J’ai été invité pour la première fois à présenter mes travaux dans un congrès international en juillet 1981. Le trac, face à des spécialistes impressionnants. Après ma conférence, un vieux monsieur est venu me voir (je sais maintenant qu’il avait 52 ans). Il me félicitait chaleureusement pour mon exposé, mais un point important dans ma démonstration lui avait échappé et il me demandait des explications. Panique : voulait-il pointer du doigt avec délicatesse une erreur de raisonnement ? Je répondis que j’utilisais un résultat que j’avais lu dans la thèse d’André Haefliger.
Il se présenta alors, et je compris que j’étais face à André Haefliger, l’un des pères fondateurs de la théorie des feuilletages que je chérissais à l’époque. Il n’avait pas oublié sa propre thèse, mais il tenta de me convaincre (sans succès) que j’avais été plus loin que lui dans l’interprétation de son résultat. C’est toujours impressionnant pour un jeune scientifique de se retrouver face à l’un de ses héros.

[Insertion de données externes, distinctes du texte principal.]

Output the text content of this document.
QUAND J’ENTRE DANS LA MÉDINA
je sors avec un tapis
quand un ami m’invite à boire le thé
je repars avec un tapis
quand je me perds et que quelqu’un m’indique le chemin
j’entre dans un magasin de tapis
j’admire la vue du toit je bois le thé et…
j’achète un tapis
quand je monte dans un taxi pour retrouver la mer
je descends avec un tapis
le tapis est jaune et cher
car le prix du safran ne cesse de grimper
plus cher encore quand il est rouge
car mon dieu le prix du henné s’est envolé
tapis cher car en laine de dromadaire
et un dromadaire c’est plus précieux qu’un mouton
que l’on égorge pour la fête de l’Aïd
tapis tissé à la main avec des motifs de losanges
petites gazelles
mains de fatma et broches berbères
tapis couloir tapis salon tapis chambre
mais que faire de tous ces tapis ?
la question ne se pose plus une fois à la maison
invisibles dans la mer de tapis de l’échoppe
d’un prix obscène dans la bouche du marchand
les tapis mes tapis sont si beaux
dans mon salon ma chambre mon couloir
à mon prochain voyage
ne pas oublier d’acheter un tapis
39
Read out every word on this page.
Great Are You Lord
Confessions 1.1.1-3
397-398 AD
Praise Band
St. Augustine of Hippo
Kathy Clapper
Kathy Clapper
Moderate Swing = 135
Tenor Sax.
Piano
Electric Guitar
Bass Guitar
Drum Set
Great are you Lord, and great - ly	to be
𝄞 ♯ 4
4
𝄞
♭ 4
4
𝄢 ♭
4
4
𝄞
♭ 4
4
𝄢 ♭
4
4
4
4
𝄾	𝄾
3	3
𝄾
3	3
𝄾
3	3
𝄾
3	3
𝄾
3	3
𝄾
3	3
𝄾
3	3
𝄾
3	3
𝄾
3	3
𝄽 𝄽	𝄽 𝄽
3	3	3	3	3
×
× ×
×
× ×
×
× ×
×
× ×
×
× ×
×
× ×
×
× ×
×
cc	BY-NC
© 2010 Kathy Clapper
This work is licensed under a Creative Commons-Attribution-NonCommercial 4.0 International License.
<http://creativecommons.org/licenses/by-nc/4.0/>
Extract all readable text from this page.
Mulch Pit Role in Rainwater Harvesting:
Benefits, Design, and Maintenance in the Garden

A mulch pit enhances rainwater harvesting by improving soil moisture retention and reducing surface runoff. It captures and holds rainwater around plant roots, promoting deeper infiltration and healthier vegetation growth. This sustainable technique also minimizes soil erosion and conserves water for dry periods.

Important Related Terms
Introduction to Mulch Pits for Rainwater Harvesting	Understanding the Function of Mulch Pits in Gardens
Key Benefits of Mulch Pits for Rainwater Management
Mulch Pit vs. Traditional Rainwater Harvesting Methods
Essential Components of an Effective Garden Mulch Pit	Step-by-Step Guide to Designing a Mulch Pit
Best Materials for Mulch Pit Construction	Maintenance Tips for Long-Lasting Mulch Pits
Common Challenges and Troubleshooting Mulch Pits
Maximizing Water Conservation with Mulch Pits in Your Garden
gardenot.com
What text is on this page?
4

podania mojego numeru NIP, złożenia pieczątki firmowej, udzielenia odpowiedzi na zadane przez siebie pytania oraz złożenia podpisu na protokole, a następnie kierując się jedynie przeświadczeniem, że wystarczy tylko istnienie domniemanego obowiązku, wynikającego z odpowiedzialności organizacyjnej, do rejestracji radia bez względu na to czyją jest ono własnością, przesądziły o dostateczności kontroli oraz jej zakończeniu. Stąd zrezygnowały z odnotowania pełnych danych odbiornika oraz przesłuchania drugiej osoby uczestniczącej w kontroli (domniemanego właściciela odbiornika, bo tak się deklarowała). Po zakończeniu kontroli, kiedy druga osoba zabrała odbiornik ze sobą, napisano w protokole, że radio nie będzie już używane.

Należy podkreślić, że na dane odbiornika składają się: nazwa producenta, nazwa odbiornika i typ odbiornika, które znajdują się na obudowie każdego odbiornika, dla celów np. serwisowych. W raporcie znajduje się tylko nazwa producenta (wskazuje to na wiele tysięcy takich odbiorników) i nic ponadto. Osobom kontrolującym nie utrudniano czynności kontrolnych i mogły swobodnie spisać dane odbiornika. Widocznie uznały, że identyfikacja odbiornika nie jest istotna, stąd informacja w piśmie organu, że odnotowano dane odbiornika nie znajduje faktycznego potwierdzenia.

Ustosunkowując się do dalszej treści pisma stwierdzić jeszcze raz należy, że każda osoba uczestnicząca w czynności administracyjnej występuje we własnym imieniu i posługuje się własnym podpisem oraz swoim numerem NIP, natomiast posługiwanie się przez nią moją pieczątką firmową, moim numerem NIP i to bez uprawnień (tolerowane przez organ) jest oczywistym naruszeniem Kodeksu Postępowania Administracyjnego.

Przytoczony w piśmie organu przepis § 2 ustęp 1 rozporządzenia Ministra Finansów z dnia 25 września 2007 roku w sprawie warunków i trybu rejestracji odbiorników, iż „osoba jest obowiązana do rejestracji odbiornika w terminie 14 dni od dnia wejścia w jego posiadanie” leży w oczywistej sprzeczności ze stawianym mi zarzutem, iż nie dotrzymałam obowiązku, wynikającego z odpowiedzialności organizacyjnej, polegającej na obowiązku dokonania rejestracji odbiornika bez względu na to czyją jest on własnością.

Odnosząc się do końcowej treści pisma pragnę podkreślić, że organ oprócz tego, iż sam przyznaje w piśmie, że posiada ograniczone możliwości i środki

André Haefliger est décédé le 7 mars, à l’âge de 95 ans, près de Genève, où il a été professeur de 1962 à sa retraite, en 1995. Depuis notre première rencontre, il a été une source d’inspiration et un modèle de mathématicien, à la fois comme chercheur, comme animateur de la communauté scientifique, comme enseignant et comme ami. Sa thèse, soutenue à Strasbourg en 1958, portait un titre pour le moins ésotérique : « Structures feuilletées et cohomologie à valeurs dans un faisceau de groupoïdes », de quoi faire fuir plus d’un interlocuteur tant elle était exprimée dans un langage abstrait, si commun à l’époque.
Dans les montagnes suisses
Une structure feuilletée ressemble à vrai dire beaucoup à la pâte feuilletée. Il s’agit en effet de remplir l’espace avec des feuilles, comme les pages d’un livre. Cette théorie avait vu le jour quelques années auparavant et tirait sa motivation dans la compréhension de la structure des systèmes dynamiques. En 1969, il inventa le « classifiant de Haefliger », un concept qui enthousiasma la jeune communauté travaillant à ces questions. Les géomètres plus âgés racontent aujourd’hui avec émotion leurs souvenirs de la présentation de sa découverte, au sommet du mont Aigoual, dans les Cévennes, blottis dans une station météo qui hébergeait un petit centre de conférences. Il faisait paraît-il très froid, mais l’ambiance était chaleureuse.
Quand il arriva comme professeur à l’université de Genève, il n’y avait pas de département de recherche en mathématiques. André racontait toujours qu’il n’avait pas de bureau et qu’il devait aller téléphoner dans une cabine publique. Il a largement contribué à la fondation de la remarquable section de mathématiques de Genève, qui abrite en particulier aujourd’hui deux médaillés Fields. Les plus grands mathématiciens sont venus du monde entier lui rendre visite, pour partager avec lui leurs découvertes et recevoir ses conseils. Il savait écouter les jeunes et les encourager à travailler ensemble, ce qui n’est pas si commun dans ce milieu.
Je n’étais pas présent au mont Aigoual, mais je ne compte plus les semaines passées dans les montagnes suisses, en groupes d’une vingtaine de jeunes chercheurs, attelés à la compréhension de telle ou telle nouveauté mathématique. Tout cela dans une atmosphère simple, décontractée et amicale où l’idée même de compétition était exclue.
Son influence au niveau international est considérable : on ne compte plus ses étudiants, les étudiants de ses étudiants, etc. Vaughan Jones, l’un de ses anciens élèves, a reçu la médaille Fields en 1990. On peut dire d’André, comme on a dit de Monge, qu’« il ne se contentait pas de faire des découvertes, il faisait aussi des élèves, ce qui vaut quelquefois mieux ».